The organization generally may not vote on non-routine matters, which, for purposes of the Annual Meeting, consist of Proposals 1 and 3. Instead, it will inform the inspector of election that it does not have the authority to vote on those matters. This is referred to as a “broker non-vote.”
For the purpose of determining a quorum, the total number of putative shares (29,179,574) will be subtracted from the total number of shares present such that 36,679,575 shares or 83% of the total number of shares of common stock issued and outstanding as of the record date will need to be present at the meeting.
Vote Required for Election or Approval
Introduction
Our only voting securities are outstanding shares of common stock. As of the record date, which is 5 p.m., Eastern time, on June 21, 2021, there were outstanding 44,179,574 shares of common stock, each of which will be entitled to one vote on each proposal, resulting in a total of 44,179,574 votes capable of being cast on each proposal.

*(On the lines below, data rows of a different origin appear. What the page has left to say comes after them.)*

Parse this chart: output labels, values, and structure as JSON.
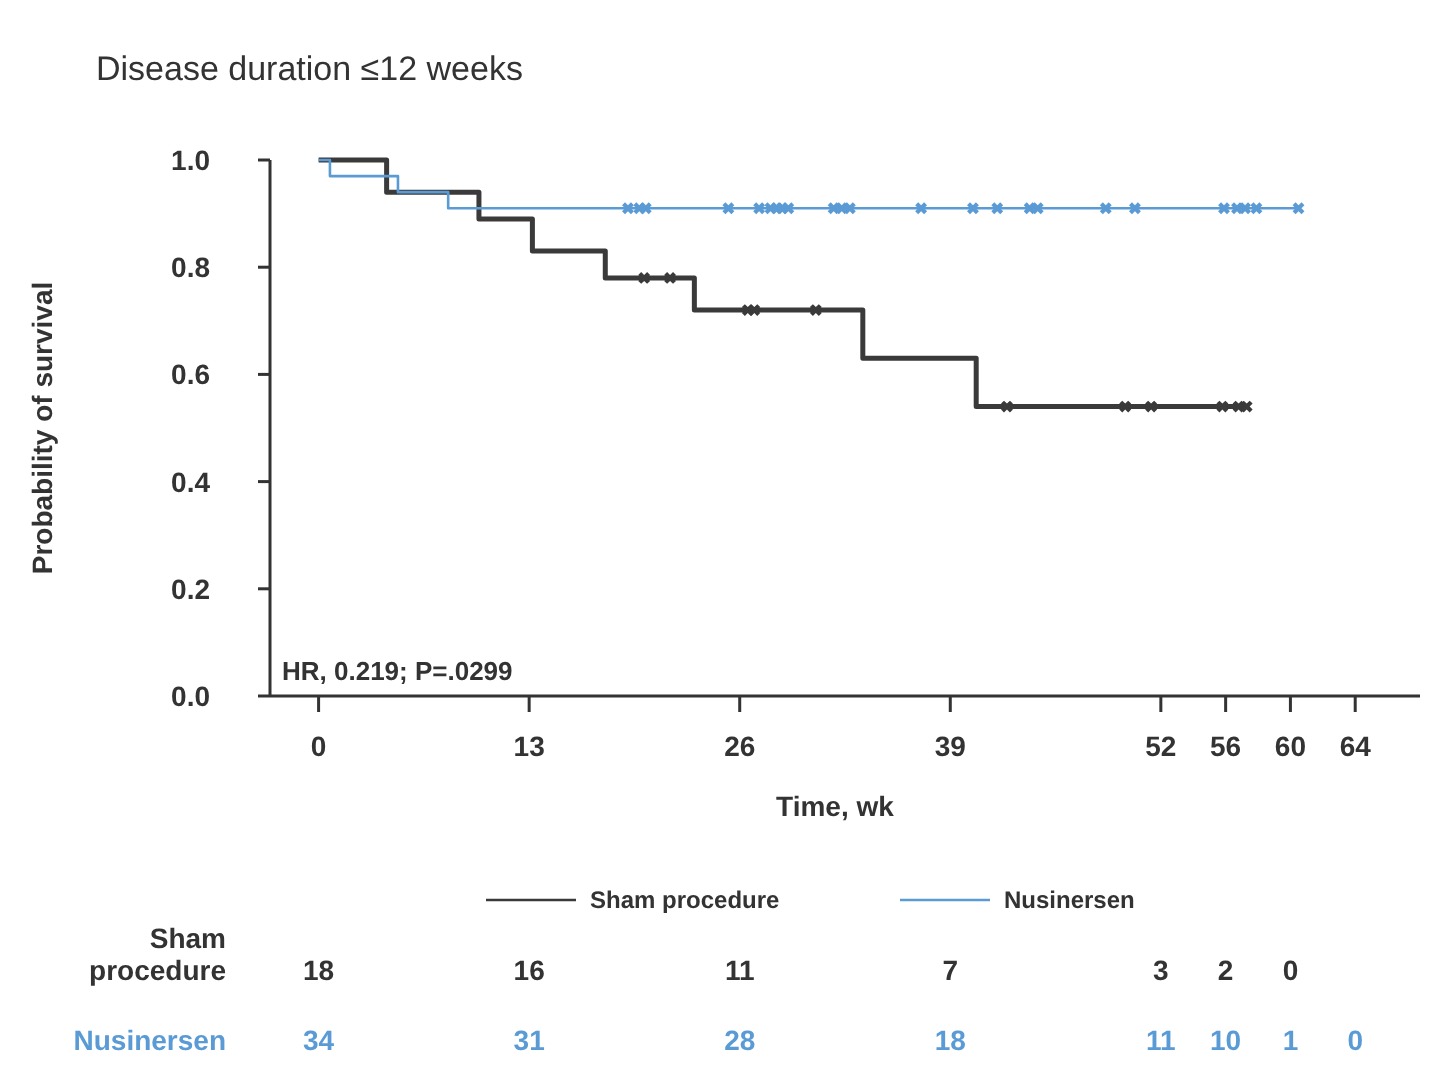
{
  "chart_data": {
    "type": "step",
    "title": "Disease duration ≤12 weeks",
    "xlabel": "Time, wk",
    "ylabel": "Probability of survival",
    "xlim": [
      -3,
      68
    ],
    "xticks": [
      0,
      13,
      26,
      39,
      52,
      56,
      60,
      64
    ],
    "ylim": [
      0,
      1
    ],
    "yticks": [
      {
        "value": 0,
        "label": "0.0"
      },
      0.2,
      0.4,
      0.6,
      0.8,
      {
        "value": 1,
        "label": "1.0"
      }
    ],
    "grid": false,
    "legend": "bottom",
    "series": [
      {
        "name": "Sham procedure",
        "color": "#3a3a3a",
        "x": [
          0,
          4.2,
          9.9,
          13.2,
          17.7,
          23.2,
          33.6,
          40.6,
          57.3
        ],
        "values": [
          1,
          0.94,
          0.89,
          0.83,
          0.78,
          0.72,
          0.63,
          0.54,
          0.54
        ]
      },
      {
        "name": "Nusinersen",
        "color": "#5b9bd5",
        "x": [
          0,
          0.7,
          4.9,
          8.0,
          60.5
        ],
        "values": [
          1,
          0.97,
          0.94,
          0.91,
          0.91
        ]
      },
      {
        "type": "scatter",
        "marker": "cross",
        "color": "#3a3a3a",
        "x": [
          20.1,
          21.7,
          26.5,
          26.9,
          30.7,
          42.5,
          49.8,
          51.4,
          55.8,
          56.8,
          57.3
        ],
        "values": [
          0.78,
          0.78,
          0.72,
          0.72,
          0.72,
          0.54,
          0.54,
          0.54,
          0.54,
          0.54,
          0.54
        ]
      },
      {
        "type": "scatter",
        "marker": "cross",
        "color": "#5b9bd5",
        "x": [
          19.1,
          19.8,
          20.2,
          25.3,
          27.2,
          27.9,
          28.3,
          28.6,
          29,
          31.8,
          32.3,
          32.8,
          37.2,
          40.4,
          41.9,
          43.9,
          44.4,
          48.6,
          50.4,
          55.9,
          56.7,
          57.2,
          57.9,
          60.5
        ],
        "values": [
          0.91,
          0.91,
          0.91,
          0.91,
          0.91,
          0.91,
          0.91,
          0.91,
          0.91,
          0.91,
          0.91,
          0.91,
          0.91,
          0.91,
          0.91,
          0.91,
          0.91,
          0.91,
          0.91,
          0.91,
          0.91,
          0.91,
          0.91,
          0.91
        ]
      }
    ],
    "annotations": [
      "HR, 0.219; P=.0299",
      "18",
      "16",
      "11",
      "7",
      "3",
      "2",
      "0",
      null,
      "34",
      "31",
      "28",
      "18",
      "11",
      "10",
      "1",
      "0"
    ]
  }
}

As described under “Proposal 2—Ratification of Charter Amendment to Increase Authorized Common Stock,” there may be uncertainty regarding the validity or effectiveness of the certificate of amendment to our restated certificate of incorporation filed with the Delaware Secretary of State on March 25, 2021, or the Share Increase Amendment, which was intended to increase the number of authorized shares of common stock from 15,000,000 to 100,000,000. To eliminate that uncertainty, and to determine whether a quorum is present and whether each proposal has been adopted at the Annual Meeting, we will instruct the inspector of elections to subtract the total number of “putative” shares of common stock (29,179,574) from (i) the total number of shares present for quorum purposes, and (ii) the total number of votes cast in favor of each proposal. We refer to such shares of common stock as putative stock because the board of directors cannot determine with certainty that such shares are valid. Only stockholders of record on the record date are entitled to vote at the Annual Meeting.
Only holders of record of common stock as of the record date will be entitled to vote at the Annual Meeting. A quorum for the transaction of business at the Annual Meeting will be met if at least 36,679,575 shares of common stock are present virtually or represented by proxy, which number represents approximately 83% of the common stock issued and outstanding as of the record date including all shares of putative stock.